4 MARZO : CHE FARE?

di Pancho Pardi - 27/02/2018

La nuova legge elettorale imposta con otto voti di fiducia, che hanno impedito la discussione parlamentare, è già un argomento formidabile a favore del non voto oppure a favore di un voto che punisca chi l'ha voluta a tutti i costi. Non manca un risvolto ironico: è stata progettata dai suoi autori per produrre la loro vittoria ma forse alla fine potrebbe avere l'effetto opposto, oppure generare l'impossibilità di una maggioranza qualsiasi. Ciò a sua volta potrebbe rendere necessario il ritorno a nuove elezioni, con la stessa legge o con una diversa.
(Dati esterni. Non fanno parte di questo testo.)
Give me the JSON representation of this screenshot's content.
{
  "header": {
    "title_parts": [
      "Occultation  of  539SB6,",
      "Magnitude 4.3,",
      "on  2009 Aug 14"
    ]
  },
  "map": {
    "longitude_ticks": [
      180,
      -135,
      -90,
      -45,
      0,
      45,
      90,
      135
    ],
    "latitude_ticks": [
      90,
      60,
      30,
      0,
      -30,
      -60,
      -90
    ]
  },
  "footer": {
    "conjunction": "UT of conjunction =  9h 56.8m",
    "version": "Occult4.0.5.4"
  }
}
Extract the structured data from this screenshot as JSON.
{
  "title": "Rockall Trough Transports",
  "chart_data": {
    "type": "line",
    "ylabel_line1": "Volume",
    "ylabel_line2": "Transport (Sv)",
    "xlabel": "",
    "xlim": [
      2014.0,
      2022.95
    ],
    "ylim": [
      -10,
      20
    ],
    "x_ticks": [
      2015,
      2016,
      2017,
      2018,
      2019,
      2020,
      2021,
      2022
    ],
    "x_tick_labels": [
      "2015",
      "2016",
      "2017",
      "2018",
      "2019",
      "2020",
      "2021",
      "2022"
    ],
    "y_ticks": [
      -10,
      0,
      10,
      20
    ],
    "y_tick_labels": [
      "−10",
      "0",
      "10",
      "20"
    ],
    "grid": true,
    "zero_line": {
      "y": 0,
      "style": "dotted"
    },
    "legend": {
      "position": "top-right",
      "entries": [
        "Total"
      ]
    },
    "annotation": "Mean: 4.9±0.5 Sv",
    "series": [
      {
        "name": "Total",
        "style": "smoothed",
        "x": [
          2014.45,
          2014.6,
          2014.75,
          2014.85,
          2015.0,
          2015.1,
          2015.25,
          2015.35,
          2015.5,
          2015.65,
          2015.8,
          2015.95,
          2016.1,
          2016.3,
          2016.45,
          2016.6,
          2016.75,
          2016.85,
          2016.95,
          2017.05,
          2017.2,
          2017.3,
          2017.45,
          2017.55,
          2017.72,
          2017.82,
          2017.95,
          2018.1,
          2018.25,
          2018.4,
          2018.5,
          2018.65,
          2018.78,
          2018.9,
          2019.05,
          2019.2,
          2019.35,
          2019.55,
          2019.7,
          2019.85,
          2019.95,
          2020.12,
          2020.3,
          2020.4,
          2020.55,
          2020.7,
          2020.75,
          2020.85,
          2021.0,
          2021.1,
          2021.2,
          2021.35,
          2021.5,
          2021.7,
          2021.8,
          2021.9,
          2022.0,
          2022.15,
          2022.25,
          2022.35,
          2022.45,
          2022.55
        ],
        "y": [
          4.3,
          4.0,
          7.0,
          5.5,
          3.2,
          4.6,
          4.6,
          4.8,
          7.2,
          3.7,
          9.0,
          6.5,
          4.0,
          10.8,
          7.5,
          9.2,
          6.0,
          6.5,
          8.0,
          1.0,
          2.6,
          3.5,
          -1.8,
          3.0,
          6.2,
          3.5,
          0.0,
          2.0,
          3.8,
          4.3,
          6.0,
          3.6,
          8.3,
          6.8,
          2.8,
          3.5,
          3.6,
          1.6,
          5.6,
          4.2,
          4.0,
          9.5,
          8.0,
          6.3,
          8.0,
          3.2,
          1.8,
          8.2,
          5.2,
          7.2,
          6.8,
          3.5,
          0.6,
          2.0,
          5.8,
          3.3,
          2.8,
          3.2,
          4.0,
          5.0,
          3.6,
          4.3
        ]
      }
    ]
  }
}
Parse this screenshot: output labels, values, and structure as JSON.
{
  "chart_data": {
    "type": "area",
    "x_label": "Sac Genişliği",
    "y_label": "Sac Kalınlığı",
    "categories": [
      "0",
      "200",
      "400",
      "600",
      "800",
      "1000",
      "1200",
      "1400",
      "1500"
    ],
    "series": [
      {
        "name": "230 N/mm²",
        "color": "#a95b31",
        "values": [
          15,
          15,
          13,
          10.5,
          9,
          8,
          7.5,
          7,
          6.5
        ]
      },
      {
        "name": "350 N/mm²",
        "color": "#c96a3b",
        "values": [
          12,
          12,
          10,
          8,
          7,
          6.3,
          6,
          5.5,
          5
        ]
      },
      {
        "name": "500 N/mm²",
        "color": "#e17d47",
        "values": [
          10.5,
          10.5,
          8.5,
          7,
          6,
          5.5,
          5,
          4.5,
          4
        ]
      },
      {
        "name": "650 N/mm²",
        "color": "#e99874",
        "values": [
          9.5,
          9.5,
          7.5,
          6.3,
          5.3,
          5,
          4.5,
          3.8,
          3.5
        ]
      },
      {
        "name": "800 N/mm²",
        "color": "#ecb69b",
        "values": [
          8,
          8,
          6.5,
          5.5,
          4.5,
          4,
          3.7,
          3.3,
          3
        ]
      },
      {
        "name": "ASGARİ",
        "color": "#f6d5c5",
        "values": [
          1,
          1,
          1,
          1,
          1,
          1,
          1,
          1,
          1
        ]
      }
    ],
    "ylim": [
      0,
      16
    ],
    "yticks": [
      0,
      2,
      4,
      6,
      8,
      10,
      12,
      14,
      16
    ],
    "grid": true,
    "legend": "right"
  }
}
Comunque sia, per quanto la legge elettorale sia indecente, è con questa che siamo costretti a votare.

Allora, che fare? Forse mai come in occasione del voto del 4 marzo tanti cittadini sono afflitti dall'incertezza.

Un ragionamento classico spinge sempre a votare. Si deve votare perché è un diritto e un dovere costituzionale, conquistato a caro prezzo e con una dura lotta. Anche se la legge elettorale è indegna rinunciare al voto è autolesionismo.

Ma un atteggiamento pubblico sempre più diffuso risponde: se non vedo alcun partito che corrisponda alla mia volontà perché dovrei votare?

La replica canonica è: se non hai nessuno che ti piace vota per il meno peggio. È un ripiego: in democrazia se non puoi votare "per", può essere utile e anche dignitoso votare "contro".

Dal lato opposto si ribatte: facile in un sistema bipolare, ma se il sistema è tripolare e con tre poli che non sono del tutto distinti e opposti tra loro, ma addirittura su vari temi hanno posizioni simili o uguali, come faccio a votare "contro"?

La risposta ci fa tornare da capo: vota comunque per il meno peggio.

C'è un secondo argomento che chiama in causa non diritti e doveri ma ragioni di opportunità. Se non voti lasci ad altri la possibilità di decidere contro il tuo punto di vista. E, se non ti occupi di politica, la politica degli altri si occuperà comunque di te. Quindi vota.

Il cittadino convinto a votare il meno peggio si trova in concreto di fronte a nuove incertezze. In una vasta gamma di varianti seleziono qui solo il caso che mi sta più a cuore: il dilemma di un elettore storico del centrosinistra. Non potendo votare "per" potrebbe ripiegare su un voto "contro" Berlusconi e il centrodestra.

Ma come può votare "contro"? Non può votare il PD di Renzi per molti motivi: ha barato sul lavoro, ha rovinato la scuola, ha tentato una pessima riforma costituzionale e ci impone ora di votare con una indecente legge elettorale. E può avere serie obiezioni a votare Cinque Stelle perché al di sopra della democrazia di rete si è dato una struttura apertamente presidenziale. Potrebbe votare partiti minori dell'area di centrosinistra, ma non è certo che il partito votato possa superare la soglia di sbarramento.

La difficoltà del voto "contro" è poi ingigantita dalla prospettiva delle larghe intese nell'eventualità assai realistica che nessun partito prevalga in modo netto. Il nostro immaginario elettore rischia di votare un partito che dopo il voto accetta di farne parte.

Un mio carissimo amico di sinistra ha concluso un lungo ragionamento a favore della partecipazione al voto con una battuta che rispecchia in profondità una diffusa condizione: insomma cari cittadini è necessario e utile che andiate tutti a votare; fatelo voi anche per me, perché io questa volta proprio non ce la faccio!

Da parte mia accolgo il suo invito: andrò a votare ma lo farò controvoglia e con scarsa speranza.